Taken together, these data provide compelling evidence for a link between Kreb's cycle dysfunction and oncogenesis. Despite possibly sharing a similar mechanism for tumorigenesis, HLRCC and HPGL represent two distinct syndromes with minimal overlap. There are no reported cases of pheochromocytoma in patients with known germline FH mutations. However, there is one report of early onset RCC in three patients with germline SDHB mutations (Vanharanta et al, 2004). Two of the three patients were from the same family and all three RCCs were found to have lost the wild-type SDHB allele. This small data set provides further evidence that TCA cycle dysregulation plays an important role in RCC aetiology.


Hereditary leiomyomatosis and renal cell cancer is a hereditary cancer syndrome predisposing individuals to the development of aggressive kidney cancers. These individuals are known to harbour a germline mutation of FH, which codes for the enzyme that catalyses the conversion of fumarate to malate. Although multiple mechanisms of tumorigenesis have been proposed, the preponderance of data thus far supports a role for pseudohypoxic drive involving fumarate-dependent HIF activation. The link between FH inactivation and HIF appears to involve inhibition of HPH activity (and thus pVHL recognition of HIF) via fumarate accumulation. By a similar mechanism, elevated levels of succinate may be responsible for pseudohypoxic drive in the context of paragangliomas/pheochromocytomas in patients with germline SDH mutations.

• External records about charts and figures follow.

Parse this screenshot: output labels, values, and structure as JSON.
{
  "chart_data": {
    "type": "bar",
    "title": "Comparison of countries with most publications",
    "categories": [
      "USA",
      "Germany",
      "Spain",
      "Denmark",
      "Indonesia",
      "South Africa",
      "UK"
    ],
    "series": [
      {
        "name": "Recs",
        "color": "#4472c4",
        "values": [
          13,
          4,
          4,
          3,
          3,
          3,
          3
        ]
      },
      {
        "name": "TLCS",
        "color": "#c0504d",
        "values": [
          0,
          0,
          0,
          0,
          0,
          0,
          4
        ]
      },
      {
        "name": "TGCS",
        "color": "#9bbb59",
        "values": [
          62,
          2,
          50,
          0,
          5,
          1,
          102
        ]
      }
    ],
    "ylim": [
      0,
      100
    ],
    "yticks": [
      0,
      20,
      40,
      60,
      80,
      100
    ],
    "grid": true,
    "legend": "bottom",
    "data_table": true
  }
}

These studies provide a unique molecular basis for the Warburg effect. The Warburg effect refers to the preferential derivation of energy by rapidly dividing cancer cells from glucose metabolism via glycolysis rather than oxidative phosphorylation despite adequate intracellular oxygen levels. We have shown that experimental depletion of FH results in acute upregulation of GLUT1 protein, glucose uptake, and lactate production in normoxic cells (Isaacs et al, 2005). Succinate accumulation may produce a similar phenotype (Selak et al, 2005). Lu et al (2005) have proposed that various glucose metabolites promote HIF stabilisation and reduced expression of TCA cycle enzymes, thus constituting a feed-forward signalling mechanism favouring continued dependence on glycolysis as an energy source. This dependence is further driven by growth factors frequently associated with oncogenesis (e.g., insulin, insulin-like growth factor-1, epidermal growth factor, heregulin) that stimulate the AKT–mTOR pathway and subsequently the rate of HIF translation (Majumder et al, 2004). Thus, although the molecular mechanisms responsible for this metabolic switch are complex and likely multifactorial, the ultimate upregulation of HIF may provide a cellular milieu supportive of continuously elevated glycolysis and suppressed oxidative phosphorylation. Continued investigation of the molecular mechanisms underlying pseudohypoxia will therefore elucidate new targets for molecular therapeutics that are applicable to both inherited and sporadic kidney cancers.